La première étape consiste à faire prendre conscience aux élèves de l’endroit où ils vivent.  Pour se faire, Patrimoine à roulettes, à la manière du « Cercle des poètes disparus », les guide pour qu’ils abordent leur lieu de vie avec sous différents points de vue .. Ils partent ainsi revisiter leur quartier depuis les hauts buildings. Ils prennent des photos et observent attentivement afin de pouvoir le reproduire sous forme de plan dessiné. Ils ont ensuite photographié des éléments colorés sur le trajet entre l’école et chez eux pour créer une œuvre composée de toutes les photos miniaturisées. Ils revisitent le quartier Gaucheret, rue par rue, pour se rendre compte de l’aménagement du quartier. Enfin, ils font une recherche de vieilles photos représentant le quartier d’antan. Bref, le quartier n’a plus aucun secret pour eux !
Cf : le film

Devenir auteurs de jeu

Patrimoine à roulette fait alors appel à Let’s play together, une ASBL prônant le jeu de société comme vecteur de lien, pour organiser la création d’un jeu avec les élèves autour de leur quartier.
Cette dernière organise le projet en trois phases :
Premièrement, sensibiliser les élèves aux différentes dynamiques de jeu de société. Durant 4 demi-journées, les apprentis auteurs essayent une dizaine de jeux très différents les uns des autres. Ils découvrent ainsi que les jeux sont aussi des œuvres d’art très codés avec des mécaniques, des thématiques, des compétences et des matériels extrêmement variés.  Chaque jeu apporte sont lot de surprises, tant dans l’analyse qu’ils en font que du vécu qu’ils partagent avec leurs camarades.  Pour chacune de ces expériences, ils en retirent les points qu’ils ont aimé et ceux qu’ils n’apprécient pas à partir d’un questionnaire pré-établi. On sent bien à ce moment que le projet est encore flou dans leurs têtes et qu’il n’est pas si facile de se prononcer sur « Pourquoi j’aime / n’aime pas ce jeu ? ». De plus, leur vision est encore troublée par l’énorme décalage entre le fait de jouer et l’aventure de créer un jeu.

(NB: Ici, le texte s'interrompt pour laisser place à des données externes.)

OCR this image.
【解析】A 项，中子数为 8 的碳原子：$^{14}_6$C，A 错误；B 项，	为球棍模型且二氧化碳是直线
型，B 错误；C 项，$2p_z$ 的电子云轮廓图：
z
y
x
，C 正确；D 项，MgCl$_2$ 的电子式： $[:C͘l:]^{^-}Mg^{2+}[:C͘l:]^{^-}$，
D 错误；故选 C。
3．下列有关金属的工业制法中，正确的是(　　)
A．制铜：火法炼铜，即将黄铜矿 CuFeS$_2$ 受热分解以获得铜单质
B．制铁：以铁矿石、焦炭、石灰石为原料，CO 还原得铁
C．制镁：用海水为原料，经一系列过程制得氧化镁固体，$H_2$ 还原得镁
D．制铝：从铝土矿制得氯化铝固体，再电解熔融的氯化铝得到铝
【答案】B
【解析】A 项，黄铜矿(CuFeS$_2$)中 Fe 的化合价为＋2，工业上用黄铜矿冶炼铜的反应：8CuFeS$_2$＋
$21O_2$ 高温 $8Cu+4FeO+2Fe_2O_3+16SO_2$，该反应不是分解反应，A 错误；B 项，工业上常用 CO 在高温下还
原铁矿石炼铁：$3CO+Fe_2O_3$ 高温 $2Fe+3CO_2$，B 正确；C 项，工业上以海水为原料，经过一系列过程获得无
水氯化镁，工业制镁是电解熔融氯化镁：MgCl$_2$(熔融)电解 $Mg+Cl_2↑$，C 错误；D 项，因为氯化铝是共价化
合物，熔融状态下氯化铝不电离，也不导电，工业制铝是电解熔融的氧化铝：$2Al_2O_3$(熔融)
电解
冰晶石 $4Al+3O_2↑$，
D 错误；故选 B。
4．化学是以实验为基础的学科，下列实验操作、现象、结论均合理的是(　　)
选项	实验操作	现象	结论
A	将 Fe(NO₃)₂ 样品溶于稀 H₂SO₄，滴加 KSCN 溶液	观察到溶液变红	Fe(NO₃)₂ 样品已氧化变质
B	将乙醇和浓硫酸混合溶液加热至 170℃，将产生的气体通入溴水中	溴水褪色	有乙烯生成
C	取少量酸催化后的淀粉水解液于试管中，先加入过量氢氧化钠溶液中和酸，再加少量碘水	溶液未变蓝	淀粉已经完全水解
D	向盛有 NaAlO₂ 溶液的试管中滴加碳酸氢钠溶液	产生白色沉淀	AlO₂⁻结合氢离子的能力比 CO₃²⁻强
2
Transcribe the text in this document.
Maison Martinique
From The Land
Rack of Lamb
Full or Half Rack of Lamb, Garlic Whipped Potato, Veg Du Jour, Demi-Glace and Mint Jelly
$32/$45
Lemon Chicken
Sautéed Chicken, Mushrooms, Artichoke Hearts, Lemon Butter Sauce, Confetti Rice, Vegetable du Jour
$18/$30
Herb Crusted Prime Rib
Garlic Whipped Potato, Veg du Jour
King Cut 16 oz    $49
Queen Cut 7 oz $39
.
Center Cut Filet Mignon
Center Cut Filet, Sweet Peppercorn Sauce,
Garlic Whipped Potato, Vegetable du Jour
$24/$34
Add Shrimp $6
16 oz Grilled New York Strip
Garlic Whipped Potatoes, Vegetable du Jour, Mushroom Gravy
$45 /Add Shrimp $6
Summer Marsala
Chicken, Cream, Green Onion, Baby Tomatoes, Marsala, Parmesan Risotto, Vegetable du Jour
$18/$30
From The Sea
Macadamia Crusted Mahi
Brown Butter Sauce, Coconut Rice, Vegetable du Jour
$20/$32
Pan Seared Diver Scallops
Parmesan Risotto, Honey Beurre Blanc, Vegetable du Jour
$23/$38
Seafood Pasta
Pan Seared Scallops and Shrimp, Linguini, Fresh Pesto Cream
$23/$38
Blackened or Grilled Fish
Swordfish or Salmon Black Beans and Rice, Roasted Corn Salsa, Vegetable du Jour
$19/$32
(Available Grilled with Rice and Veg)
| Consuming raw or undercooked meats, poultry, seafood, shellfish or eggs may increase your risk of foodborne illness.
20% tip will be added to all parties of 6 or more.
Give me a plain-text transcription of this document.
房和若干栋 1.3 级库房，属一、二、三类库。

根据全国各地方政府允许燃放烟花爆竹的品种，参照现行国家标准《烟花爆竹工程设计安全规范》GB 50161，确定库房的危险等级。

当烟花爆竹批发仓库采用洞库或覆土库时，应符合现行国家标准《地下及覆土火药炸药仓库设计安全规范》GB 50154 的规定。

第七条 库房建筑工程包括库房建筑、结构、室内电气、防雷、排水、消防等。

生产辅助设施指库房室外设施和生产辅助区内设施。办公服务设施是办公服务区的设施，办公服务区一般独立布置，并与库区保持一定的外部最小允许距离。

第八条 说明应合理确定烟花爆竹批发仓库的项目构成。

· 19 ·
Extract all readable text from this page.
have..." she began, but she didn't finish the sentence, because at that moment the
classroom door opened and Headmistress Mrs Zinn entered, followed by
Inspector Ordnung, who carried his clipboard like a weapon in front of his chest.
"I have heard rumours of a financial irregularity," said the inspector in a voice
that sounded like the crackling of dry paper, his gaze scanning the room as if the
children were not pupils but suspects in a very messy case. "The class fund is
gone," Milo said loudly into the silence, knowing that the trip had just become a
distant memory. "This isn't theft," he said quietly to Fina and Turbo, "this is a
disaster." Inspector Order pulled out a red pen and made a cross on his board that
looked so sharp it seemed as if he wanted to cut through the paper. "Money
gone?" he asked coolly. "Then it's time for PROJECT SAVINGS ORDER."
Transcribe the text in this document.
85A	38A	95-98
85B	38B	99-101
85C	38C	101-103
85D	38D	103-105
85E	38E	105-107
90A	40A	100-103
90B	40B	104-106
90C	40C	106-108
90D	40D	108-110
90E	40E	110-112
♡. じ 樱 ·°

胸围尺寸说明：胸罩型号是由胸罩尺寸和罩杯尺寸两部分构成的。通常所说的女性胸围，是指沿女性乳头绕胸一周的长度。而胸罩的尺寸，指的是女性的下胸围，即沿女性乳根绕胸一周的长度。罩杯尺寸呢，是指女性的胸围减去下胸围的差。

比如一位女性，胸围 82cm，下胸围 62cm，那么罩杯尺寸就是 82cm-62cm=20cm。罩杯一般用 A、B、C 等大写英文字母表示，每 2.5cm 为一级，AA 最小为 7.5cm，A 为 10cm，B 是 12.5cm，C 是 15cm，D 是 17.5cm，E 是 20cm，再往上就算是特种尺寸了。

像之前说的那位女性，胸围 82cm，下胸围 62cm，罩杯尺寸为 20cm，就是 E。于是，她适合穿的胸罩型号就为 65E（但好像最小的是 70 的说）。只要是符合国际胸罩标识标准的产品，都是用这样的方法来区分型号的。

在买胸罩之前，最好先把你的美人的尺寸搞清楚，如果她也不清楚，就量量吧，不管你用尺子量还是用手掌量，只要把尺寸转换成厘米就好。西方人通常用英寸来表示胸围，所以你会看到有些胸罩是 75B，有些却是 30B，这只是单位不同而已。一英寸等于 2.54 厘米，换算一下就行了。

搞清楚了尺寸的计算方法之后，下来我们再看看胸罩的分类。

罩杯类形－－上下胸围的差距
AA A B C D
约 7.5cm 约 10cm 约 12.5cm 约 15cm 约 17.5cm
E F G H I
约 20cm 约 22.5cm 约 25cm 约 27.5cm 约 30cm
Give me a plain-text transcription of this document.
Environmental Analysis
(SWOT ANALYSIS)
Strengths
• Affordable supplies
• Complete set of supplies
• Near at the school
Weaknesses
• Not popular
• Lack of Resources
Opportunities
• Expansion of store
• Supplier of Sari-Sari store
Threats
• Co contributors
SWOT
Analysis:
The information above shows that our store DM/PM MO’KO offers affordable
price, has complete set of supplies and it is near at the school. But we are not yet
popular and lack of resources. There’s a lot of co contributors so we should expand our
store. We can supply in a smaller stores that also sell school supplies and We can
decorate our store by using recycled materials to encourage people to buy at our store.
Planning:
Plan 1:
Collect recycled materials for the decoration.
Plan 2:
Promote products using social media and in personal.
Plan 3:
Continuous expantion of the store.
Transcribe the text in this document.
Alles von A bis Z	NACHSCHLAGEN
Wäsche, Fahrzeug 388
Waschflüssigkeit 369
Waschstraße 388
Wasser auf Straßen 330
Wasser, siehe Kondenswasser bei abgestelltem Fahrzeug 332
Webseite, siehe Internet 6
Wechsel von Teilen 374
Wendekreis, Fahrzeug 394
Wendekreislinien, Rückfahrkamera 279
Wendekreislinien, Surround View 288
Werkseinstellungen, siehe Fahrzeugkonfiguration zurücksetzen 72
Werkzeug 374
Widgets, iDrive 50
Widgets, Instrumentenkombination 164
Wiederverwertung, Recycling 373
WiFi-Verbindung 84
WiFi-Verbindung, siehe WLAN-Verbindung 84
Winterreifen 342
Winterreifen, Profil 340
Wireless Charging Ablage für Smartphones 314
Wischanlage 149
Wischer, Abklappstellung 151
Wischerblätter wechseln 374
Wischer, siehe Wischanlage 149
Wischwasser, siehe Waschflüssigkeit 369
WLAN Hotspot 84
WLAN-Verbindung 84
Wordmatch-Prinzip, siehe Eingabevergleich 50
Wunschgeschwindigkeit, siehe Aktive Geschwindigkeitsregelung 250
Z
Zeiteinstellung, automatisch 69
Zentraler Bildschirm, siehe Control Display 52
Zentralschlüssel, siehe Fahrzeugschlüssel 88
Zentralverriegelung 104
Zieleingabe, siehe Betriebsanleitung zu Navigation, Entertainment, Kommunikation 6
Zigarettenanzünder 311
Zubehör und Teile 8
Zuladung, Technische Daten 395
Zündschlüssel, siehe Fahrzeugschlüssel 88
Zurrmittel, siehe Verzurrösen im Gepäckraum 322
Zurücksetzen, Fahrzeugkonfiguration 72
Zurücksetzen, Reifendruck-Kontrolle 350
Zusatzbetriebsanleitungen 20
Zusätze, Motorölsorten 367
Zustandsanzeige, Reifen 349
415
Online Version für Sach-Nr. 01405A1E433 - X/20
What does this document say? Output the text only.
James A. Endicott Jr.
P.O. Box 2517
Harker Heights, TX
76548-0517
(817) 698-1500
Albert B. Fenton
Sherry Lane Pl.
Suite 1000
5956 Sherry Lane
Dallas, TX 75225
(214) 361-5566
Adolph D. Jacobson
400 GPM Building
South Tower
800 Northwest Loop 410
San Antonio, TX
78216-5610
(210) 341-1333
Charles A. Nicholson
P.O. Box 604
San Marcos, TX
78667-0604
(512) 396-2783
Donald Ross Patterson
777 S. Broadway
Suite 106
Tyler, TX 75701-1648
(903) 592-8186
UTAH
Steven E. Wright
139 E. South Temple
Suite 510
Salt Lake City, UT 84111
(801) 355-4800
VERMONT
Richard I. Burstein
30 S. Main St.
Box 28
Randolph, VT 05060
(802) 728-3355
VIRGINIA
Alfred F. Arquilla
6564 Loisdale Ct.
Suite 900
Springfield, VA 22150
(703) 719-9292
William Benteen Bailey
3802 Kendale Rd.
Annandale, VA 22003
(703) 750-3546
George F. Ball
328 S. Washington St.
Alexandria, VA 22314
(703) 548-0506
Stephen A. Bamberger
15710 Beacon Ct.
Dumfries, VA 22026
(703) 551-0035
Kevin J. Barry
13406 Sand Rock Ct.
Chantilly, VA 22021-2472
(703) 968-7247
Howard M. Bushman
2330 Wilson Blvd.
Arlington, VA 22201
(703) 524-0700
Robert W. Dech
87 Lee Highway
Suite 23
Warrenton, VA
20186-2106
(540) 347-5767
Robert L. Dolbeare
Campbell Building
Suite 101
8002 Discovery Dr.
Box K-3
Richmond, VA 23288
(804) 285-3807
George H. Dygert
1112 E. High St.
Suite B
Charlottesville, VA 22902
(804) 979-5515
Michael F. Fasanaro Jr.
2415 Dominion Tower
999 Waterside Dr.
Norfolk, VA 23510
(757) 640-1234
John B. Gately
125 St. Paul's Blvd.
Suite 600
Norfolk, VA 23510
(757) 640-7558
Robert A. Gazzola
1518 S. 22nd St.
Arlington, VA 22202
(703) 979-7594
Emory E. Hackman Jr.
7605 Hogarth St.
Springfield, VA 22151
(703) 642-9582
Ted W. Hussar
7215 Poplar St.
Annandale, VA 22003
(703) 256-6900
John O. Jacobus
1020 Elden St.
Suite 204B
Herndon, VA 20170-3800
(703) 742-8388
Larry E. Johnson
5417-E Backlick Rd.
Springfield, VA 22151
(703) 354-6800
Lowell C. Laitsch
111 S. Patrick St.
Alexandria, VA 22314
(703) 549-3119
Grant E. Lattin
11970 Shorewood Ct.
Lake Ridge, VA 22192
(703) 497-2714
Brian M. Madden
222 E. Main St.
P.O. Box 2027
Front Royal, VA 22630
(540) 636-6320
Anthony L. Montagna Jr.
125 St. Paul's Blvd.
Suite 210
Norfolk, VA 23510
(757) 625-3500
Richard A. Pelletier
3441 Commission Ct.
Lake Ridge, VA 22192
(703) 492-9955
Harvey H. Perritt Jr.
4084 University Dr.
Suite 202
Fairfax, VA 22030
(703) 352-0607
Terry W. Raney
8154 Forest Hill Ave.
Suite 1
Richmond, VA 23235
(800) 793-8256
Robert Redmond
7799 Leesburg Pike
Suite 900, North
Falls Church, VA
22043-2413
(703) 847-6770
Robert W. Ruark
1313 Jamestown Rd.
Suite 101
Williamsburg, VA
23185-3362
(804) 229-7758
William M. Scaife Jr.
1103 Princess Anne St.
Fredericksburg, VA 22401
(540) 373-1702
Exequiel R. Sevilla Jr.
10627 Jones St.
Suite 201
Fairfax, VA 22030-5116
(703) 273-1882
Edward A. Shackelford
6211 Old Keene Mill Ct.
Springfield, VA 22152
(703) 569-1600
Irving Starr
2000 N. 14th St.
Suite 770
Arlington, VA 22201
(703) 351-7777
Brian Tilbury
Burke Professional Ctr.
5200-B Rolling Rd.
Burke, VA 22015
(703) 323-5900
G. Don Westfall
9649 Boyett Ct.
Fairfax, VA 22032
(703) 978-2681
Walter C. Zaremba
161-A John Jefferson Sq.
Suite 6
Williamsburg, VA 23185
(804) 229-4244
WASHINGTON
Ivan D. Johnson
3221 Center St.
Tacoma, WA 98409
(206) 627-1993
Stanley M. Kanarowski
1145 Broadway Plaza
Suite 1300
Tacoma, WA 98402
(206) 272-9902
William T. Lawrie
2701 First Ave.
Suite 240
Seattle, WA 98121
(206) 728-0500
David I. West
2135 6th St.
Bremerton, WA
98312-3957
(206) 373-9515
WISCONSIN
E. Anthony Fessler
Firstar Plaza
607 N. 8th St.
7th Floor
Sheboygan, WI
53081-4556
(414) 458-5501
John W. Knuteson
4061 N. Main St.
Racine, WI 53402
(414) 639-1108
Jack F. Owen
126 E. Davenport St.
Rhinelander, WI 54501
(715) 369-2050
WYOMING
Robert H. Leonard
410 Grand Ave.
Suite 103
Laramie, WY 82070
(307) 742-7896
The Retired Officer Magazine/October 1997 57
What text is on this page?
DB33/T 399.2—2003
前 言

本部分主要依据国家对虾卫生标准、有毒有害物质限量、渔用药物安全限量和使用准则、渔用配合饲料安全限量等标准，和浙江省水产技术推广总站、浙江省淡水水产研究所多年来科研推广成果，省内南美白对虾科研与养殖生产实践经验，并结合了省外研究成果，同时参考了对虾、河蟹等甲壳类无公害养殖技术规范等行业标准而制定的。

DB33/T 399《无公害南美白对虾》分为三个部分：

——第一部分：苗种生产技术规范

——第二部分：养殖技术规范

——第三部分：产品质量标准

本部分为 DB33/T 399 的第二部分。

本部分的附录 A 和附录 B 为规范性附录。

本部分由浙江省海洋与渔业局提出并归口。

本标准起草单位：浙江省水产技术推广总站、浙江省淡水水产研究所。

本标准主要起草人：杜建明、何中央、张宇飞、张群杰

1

Deuxièmement, faire ressortir les préférences des élèves et construire une mécanique de jeu avec ces dernières.  Cette étape permet la mise en commun des impressions les plus représentatives et l’élection des axes pour l’élaboration des règles. A partir de ces informations, l’équipe de Let’s play together forme un prototype de règles qu’elle soumet aux enfants pour l’ajuster en fonction des envies de chacun. C’est à ce moment-là que les auteurs de jeu en herbe se sentent vraiment dans un processus de création. On voit bien dans leur regard leur intérêt et la fierté de la réalisation de leur travail. Ils commencent à visualiser le déroulement de la partie et s’approprient le projet comme « leur jeu ». Les idées fusent dans tous les sens !

Troisièmement : le pitch. C’est le texte de présentation qui permet de contextualiser et de thématiser le jeu.
Nous sommes des citoyens actifs et dynamiques au sein de notre quartier. Afin d’embellir et de participer à l’amélioration de ce dernier, nous serons chacun à notre tour le bourgmestre et tenterons de réussir des défis pour avoir la possibilité d’ajouter des éléments dans notre quartier pour qu’il y fasse bon vivre. La cohésion est de mise pour faire de notre environnement un lieu envié dans le monde entier !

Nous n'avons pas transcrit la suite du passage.